Fig. 23.
Fig. 24. and Fig. 25.
Fig. 26.
The writer, when exhibiting at Olympia this year, distributed 500 of these paper models, and the almost uncanny way in which they righted themselves when started from all sorts of impossible positions greatly interested the visitors. In fact, numbers of persons spent considerable time and ingenuity in trying to force the little glider to turn over or dive, but quite without success.
In order to test the turning capacity of this design, a rudder should be fixed to the tail, and the model launched at a moderate speed, when it will be found that it turns quickly and without any pendulum motion, and without any perceptible tilt. And although the writer’s experiments with the paper model and with many larger ones on the same plan have run into thousands, none of the models have ever been induced to come down in any other position but on their feet. The largest model, which measured 6 ft. 6 in. in length, was launched both upside down and with its head pointing vertically to earth from a height of 30 ft., and in each case righted before it reached the ground and landed on its skids.

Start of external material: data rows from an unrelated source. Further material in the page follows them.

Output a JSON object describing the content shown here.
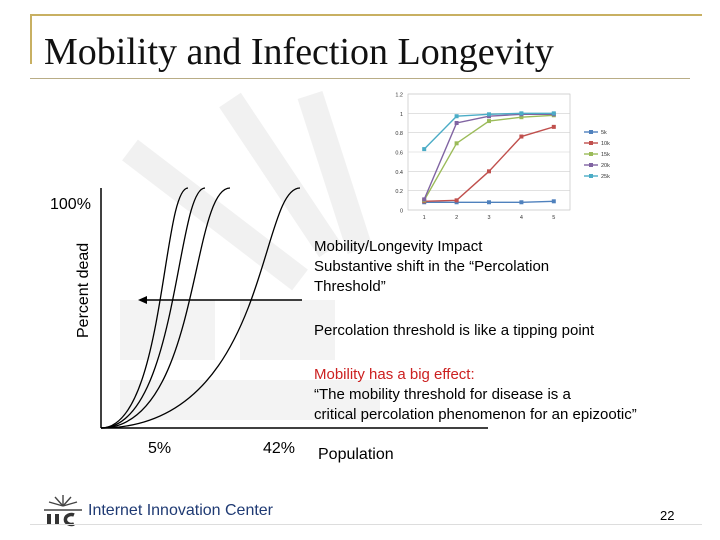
{
  "slide": {
    "title": "Mobility and Infection Longevity",
    "page_number": "22",
    "footer": "Internet Innovation Center"
  },
  "colors": {
    "frame": "#c8b062",
    "red_text": "#cc2020",
    "footer_text": "#1f3a73"
  },
  "chart_data": [
    {
      "type": "line",
      "description_kind": "sketch-curves",
      "ylabel": "Percent dead",
      "xlabel": "Population",
      "y_top_label": "100%",
      "x_markers": [
        "5%",
        "42%"
      ],
      "curve_count": 4
    },
    {
      "type": "line",
      "x": [
        1,
        2,
        3,
        4,
        5
      ],
      "xlim": [
        0.5,
        5.5
      ],
      "ylim": [
        0,
        1.2
      ],
      "yticks": [
        "0",
        "0.2",
        "0.4",
        "0.6",
        "0.8",
        "1",
        "1.2"
      ],
      "xticks": [
        "1",
        "2",
        "3",
        "4",
        "5"
      ],
      "series": [
        {
          "name": "5k",
          "color": "#4f81bd",
          "values": [
            0.08,
            0.08,
            0.08,
            0.08,
            0.09
          ]
        },
        {
          "name": "10k",
          "color": "#c0504d",
          "values": [
            0.09,
            0.1,
            0.4,
            0.76,
            0.86
          ]
        },
        {
          "name": "15k",
          "color": "#9bbb59",
          "values": [
            0.1,
            0.69,
            0.92,
            0.96,
            0.98
          ]
        },
        {
          "name": "20k",
          "color": "#8064a2",
          "values": [
            0.11,
            0.9,
            0.97,
            0.99,
            0.99
          ]
        },
        {
          "name": "25k",
          "color": "#4bacc6",
          "values": [
            0.63,
            0.97,
            0.99,
            1.0,
            1.0
          ]
        }
      ],
      "legend_position": "right"
    }
  ],
  "annotations": {
    "impact_heading": "Mobility/Longevity Impact",
    "impact_line1": "Substantive shift in the “Percolation",
    "impact_line2": "Threshold”",
    "tipping": "Percolation threshold is like a tipping point",
    "mobility_heading": "Mobility has a big effect:",
    "quote_line1": "“The mobility threshold for disease is a",
    "quote_line2": "critical percolation phenomenon for an epizootic”"
  }
}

As a further lifting surface, a very simple expedient offers itself in the shape of a duct built on the box-kite principle. The diamond-shaped box has been proved over and over again to be a very efficient lifting device, but it has not yet been tried on an aeroplane (Fig. 27). It is also a great stabilizer, since the air entering into the diamond-shaped opening is collected and compressed into the top angle there, and the whole box is thus practically suspended from its apex line in absolute stability. The lifting efficiency of such a box—or rather the top portion of the box, for the bottom part is not needed on our machine—is considerably greater than the value of the entering edge, and if run the whole length of the machine it forms a triangular girder of great strength, giving rigidity to the whole structure. The lifting efficiency is doubled by allowing the centre third of the girder to be open, as the dead air from the front part escapes, and the back part forms a new entering edge.